Chapitre IV. La revitalisation de l’identité collective

En cette fin de 20ème et début de 21ème siècle, les Suquamish, en tant que gouvernement tribal autonome, doivent prouver l’efficacité de leur politique de développement tribale. Ils font donc preuve d’imagination et de créativité et s’approprient la structure politique tribale mise en place par le gouvernement fédéral. Cette stratégie leur permet non seulement de se reconstruire une identité collective mais aussi de s’imposer en tant qu’interlocuteur valable et de se donner une certaine légitimité en tant que peuple autochtone.

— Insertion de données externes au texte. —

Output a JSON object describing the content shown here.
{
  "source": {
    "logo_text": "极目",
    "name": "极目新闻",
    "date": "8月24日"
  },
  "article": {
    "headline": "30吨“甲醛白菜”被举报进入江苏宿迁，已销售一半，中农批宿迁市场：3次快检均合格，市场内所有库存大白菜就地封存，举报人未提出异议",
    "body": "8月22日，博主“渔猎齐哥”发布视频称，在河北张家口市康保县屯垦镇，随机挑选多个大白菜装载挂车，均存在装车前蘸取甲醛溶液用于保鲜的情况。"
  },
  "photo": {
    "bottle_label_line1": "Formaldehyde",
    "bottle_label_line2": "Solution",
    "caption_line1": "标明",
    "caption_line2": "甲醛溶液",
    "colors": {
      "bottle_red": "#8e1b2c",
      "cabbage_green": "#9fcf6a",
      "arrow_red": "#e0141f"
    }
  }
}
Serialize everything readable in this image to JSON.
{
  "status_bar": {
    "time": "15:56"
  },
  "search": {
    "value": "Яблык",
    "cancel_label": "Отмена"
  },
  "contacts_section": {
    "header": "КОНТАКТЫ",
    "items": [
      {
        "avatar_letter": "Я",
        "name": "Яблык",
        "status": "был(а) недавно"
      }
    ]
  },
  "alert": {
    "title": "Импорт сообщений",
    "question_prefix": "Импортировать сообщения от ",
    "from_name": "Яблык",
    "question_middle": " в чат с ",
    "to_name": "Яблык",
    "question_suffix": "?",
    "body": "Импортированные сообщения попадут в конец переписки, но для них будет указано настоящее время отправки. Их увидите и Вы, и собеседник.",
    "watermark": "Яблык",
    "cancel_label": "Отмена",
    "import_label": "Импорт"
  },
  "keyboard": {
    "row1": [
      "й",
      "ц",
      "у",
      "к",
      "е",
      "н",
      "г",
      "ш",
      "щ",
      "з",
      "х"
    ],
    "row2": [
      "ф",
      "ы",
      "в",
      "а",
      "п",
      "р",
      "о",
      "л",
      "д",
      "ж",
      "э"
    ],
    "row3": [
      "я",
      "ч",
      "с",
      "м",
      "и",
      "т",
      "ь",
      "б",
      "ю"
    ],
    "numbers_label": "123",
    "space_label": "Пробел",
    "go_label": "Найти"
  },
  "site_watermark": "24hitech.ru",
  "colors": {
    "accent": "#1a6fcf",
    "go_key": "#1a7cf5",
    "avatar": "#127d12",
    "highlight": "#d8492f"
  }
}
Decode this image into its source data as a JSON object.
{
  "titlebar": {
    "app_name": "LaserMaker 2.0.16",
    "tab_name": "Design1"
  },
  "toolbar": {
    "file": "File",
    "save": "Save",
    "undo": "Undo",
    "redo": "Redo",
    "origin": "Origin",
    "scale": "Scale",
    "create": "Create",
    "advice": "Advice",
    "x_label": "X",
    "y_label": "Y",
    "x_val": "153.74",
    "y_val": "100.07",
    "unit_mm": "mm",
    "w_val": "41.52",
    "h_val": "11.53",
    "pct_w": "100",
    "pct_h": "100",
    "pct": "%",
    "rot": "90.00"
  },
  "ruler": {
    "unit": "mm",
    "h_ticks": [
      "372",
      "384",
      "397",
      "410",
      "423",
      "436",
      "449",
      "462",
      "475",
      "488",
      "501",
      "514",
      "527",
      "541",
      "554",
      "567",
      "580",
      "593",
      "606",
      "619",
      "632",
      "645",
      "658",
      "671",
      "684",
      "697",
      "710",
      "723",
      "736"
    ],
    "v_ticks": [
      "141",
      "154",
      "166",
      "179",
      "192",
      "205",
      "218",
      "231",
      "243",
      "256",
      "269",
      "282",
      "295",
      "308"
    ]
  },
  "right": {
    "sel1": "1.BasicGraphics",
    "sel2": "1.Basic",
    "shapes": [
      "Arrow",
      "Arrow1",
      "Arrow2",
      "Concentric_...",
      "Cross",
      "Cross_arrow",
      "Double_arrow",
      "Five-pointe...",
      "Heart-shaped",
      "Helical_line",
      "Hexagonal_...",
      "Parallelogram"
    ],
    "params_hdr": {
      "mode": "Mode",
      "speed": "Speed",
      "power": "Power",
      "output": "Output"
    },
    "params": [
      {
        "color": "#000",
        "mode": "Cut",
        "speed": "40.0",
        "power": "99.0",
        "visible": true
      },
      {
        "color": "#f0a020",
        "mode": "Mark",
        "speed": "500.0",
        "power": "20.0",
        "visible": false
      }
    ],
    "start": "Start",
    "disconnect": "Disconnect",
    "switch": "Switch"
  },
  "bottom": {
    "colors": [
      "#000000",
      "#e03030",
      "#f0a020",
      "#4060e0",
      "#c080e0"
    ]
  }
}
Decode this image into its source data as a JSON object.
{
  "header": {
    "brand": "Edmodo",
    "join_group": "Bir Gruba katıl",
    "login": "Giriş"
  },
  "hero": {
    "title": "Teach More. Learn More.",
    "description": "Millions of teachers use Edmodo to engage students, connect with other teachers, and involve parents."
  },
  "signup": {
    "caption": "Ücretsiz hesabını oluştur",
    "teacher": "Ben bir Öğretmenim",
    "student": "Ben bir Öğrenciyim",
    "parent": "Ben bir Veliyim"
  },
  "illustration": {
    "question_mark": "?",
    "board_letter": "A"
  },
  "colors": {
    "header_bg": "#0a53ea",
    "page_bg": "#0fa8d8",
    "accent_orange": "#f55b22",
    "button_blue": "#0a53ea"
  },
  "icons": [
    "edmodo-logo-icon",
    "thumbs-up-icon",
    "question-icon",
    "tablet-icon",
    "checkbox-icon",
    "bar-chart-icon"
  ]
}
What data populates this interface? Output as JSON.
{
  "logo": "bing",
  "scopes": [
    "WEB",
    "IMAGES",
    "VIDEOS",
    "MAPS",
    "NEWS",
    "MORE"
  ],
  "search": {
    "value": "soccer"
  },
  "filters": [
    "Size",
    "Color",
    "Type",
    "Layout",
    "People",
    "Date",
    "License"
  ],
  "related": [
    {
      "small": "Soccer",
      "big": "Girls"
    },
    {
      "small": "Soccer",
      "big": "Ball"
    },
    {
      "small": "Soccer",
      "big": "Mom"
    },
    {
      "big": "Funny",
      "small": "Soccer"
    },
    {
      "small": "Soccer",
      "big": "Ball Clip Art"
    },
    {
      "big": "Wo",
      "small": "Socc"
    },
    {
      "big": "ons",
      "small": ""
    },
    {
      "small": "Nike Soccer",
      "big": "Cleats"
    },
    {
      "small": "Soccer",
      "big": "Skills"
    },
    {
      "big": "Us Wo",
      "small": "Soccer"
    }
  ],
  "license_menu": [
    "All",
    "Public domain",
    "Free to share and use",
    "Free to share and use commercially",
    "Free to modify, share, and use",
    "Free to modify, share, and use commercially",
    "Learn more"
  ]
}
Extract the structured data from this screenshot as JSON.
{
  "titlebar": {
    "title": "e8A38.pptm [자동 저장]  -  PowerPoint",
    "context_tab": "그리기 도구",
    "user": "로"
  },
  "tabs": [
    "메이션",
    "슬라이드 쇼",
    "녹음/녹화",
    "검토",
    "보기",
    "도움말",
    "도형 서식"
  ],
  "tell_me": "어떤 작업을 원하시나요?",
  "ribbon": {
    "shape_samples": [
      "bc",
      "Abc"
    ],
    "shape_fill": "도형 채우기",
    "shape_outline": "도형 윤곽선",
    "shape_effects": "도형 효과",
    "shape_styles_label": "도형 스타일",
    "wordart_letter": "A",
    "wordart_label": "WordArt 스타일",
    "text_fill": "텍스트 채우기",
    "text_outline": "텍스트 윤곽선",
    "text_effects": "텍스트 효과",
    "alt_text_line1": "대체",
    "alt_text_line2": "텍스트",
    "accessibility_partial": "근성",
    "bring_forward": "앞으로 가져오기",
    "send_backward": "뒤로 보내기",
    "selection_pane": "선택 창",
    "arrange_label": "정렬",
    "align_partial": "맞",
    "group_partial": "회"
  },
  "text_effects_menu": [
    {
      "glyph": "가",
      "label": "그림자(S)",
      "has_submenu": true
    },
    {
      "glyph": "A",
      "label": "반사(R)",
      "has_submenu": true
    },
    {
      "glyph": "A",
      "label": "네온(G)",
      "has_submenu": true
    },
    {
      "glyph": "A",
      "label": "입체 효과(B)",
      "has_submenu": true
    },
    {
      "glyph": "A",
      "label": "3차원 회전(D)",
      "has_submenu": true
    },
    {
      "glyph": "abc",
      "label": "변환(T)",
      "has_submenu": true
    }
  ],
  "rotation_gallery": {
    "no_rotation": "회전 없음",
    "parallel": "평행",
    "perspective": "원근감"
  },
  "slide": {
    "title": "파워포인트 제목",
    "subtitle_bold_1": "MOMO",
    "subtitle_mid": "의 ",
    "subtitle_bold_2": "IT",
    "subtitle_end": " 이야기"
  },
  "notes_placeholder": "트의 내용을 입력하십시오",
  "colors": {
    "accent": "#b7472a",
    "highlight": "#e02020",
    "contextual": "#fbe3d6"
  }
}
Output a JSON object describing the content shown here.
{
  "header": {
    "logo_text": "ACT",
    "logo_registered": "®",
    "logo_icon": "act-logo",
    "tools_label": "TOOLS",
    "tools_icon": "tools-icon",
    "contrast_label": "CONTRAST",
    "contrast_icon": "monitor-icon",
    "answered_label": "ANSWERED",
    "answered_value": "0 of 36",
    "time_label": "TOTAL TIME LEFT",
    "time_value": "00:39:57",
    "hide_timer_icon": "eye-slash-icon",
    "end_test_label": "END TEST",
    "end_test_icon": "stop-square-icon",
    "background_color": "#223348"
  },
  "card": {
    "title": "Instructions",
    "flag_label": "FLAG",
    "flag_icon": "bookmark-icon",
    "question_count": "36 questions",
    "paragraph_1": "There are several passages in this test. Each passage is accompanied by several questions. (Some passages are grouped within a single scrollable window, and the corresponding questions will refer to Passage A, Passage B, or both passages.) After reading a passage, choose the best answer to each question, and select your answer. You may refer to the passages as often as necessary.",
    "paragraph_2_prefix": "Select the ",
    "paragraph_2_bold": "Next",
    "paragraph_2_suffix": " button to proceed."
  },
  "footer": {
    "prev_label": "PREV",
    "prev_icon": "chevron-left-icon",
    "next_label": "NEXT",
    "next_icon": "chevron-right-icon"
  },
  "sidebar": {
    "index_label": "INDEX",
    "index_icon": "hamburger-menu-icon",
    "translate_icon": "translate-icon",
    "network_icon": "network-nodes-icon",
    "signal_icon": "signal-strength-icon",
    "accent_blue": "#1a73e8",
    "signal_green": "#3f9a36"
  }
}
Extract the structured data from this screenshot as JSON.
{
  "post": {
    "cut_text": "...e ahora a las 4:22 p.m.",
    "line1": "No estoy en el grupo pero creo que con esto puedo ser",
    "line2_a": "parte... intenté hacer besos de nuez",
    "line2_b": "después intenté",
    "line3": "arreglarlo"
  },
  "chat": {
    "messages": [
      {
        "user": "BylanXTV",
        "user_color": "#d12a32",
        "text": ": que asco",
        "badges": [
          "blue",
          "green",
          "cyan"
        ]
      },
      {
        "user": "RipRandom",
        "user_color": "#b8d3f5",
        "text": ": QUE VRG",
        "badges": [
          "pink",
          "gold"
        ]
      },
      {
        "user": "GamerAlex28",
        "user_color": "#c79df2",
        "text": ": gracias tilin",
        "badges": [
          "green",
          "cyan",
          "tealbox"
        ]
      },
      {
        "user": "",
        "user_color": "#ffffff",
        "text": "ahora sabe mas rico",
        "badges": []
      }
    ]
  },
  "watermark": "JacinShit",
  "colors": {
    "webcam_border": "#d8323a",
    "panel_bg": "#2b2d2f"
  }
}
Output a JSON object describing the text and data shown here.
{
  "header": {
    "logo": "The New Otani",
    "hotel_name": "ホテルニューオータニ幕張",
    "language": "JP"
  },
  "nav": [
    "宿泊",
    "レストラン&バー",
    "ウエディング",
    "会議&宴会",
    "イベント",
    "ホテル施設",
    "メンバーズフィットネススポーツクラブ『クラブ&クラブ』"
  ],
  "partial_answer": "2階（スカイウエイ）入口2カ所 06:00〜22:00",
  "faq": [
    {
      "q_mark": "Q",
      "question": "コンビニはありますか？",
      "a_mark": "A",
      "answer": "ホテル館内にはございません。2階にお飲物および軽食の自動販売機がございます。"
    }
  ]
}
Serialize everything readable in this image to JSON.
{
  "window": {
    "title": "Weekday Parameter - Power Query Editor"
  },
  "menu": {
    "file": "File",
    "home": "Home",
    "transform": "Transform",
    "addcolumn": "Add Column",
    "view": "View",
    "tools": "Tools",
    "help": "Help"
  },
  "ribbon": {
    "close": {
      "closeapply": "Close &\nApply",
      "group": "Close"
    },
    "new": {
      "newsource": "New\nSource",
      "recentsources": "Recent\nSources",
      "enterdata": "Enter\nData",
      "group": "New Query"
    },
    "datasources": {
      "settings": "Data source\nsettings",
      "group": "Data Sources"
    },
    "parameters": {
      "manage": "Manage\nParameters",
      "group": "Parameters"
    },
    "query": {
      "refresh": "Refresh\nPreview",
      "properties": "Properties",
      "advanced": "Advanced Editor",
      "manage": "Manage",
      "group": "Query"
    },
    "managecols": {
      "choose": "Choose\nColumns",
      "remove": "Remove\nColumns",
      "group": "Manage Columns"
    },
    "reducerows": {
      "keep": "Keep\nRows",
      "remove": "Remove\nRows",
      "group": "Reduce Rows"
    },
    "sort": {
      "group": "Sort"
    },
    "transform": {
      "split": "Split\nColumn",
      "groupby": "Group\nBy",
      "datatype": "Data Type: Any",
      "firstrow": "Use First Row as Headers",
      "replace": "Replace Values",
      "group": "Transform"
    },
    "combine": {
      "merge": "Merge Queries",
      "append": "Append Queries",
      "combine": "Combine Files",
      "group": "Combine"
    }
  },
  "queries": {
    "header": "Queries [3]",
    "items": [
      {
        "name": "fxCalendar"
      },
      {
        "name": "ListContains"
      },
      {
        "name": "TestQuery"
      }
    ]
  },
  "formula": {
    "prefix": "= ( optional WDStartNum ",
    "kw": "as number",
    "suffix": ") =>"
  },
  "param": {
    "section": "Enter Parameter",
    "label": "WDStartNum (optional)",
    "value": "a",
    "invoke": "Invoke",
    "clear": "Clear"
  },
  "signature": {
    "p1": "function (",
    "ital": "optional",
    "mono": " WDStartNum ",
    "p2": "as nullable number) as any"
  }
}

Chaque année depuis 1993, ils participent, comme de nombreuses autres tribus, au voyage annuel en canoë, à cette « New traditional Performance » au sens Michael Harkin (1997). Ils réactivent et réinterprètent le canoë et le voyage afin de répondre à des enjeux identitaires contemporains. Ce choix est stratégique et opératoire. Il permet à la communauté de raviver la culture des anciens, de revitaliser la culture contemporaine et de réorganiser l’identité tribale.

Ce chapitre IV traite donc de la façon dont la tribu suquamish utilise ces dernières années cette « New tradition » pour raviver une culture endormie, revaloriser un particularisme culturel et se reconstruire une identité collective afin d’assurer l’avenir de la tribu. J’ai choisi de parler du voyage Ahousaht de 1999 et Squamish de 2001. Car ils sont à mon avis, avec le voyage Paddle to Seattle et Bella Bella, des moments importants et déterminants de l’histoire tribale contemporaine suquamish, comme le seront également les voyages et la construction de deux canoës de cèdre en 2002 et 2003. Je vais procéder à une comparaison de ces deux odyssées afin de comprendre comment les Suquamish se reconstruisent une identité collective et réorganisent leur identité tribale au fil de ces odyssées. Je m’intéresserai aux acteurs et à leurs canoës, au projet tribal en lien avec chaque voyage et enfin au périple. Comment se déroule un voyage ? Comment participe-t-il à une revitalisation de la culture à travers différentes cérémonies comme le potlatch ? Quand et comment peut s’exprimer l’identité collective tribale ?

Dans le premier point de ce chapitre, j’aborderai le voyage Ahousaht de 1999. Ce voyage fut le premier périple en Colombie Britannique depuis Bella Bella et l’occasion pour la tribu de présenter son groupe de danse, de montrer aux autres communautés son travail de revitalisation de la culture et de continuer à apprendre et à partager des savoirs et des connaissances. C’était aussi pour l’anthropologue que j’étais, mon premier voyage et l’opportunité de me positionner au sein de la communauté suquamish, de poursuivre de façon plus approfondie mes recherches et d’avancer dans la compréhension des causes et des effets du grand retour du canoë sur la côte du Pacifique.

Plus loin, je parlerai du voyage squamish de 2001, mon deuxième voyage en mer avec les Suquamish (cf. DVD) 193 . Cette odyssée fut pour moi un moment important de la recherche puisque je décidais d’utiliser la caméra sur le terrain. Quant aux Suquamish, ils avaient pour la première fois un canoë tribal en fibre de verre. Cette acquisition était liée à un projet socioculturel. La tribu disposait de quatre embarcations et utilisait pour la première fois le canoë comme un outil de transmission des valeurs, us et coutumes communautaires et un instrument de différenciation et d’identification tribale. Je reviendrai sur la préparation de ce voyage et en particulier sur la façon dont le projet a été pensé et mis en pratique. Je parlerai d’une des cérémonies les plus importantes de ce voyage, le potlatch, dans lequel s’exprime tout un ensemble de valeurs et de sentiments identitaires servant de ressource à la réappropriation de l’identité tribale.

Notes
193.

Ce DVD de 12.39 mn, intitulé « Suquamish . D’suq’wub (place of clear salt water) », retrace deux moments importants de la vie contemporaine suquamish : Le voyage annuel en canoë de 2001 et la construction d’un canoë en cèdre en 2002. Il est un petit résumé de deux de mes documentaires : Le canoë, les racines du renouveau, 2003, Centre audio-visuel, Université Lyon 2, DVD/50mn et La collecte traditionnelle du cèdre, 2003, Centre audio-visuel, Université Lyon 2, DVD/41mn. Voir au dos de la quatrième de couverture.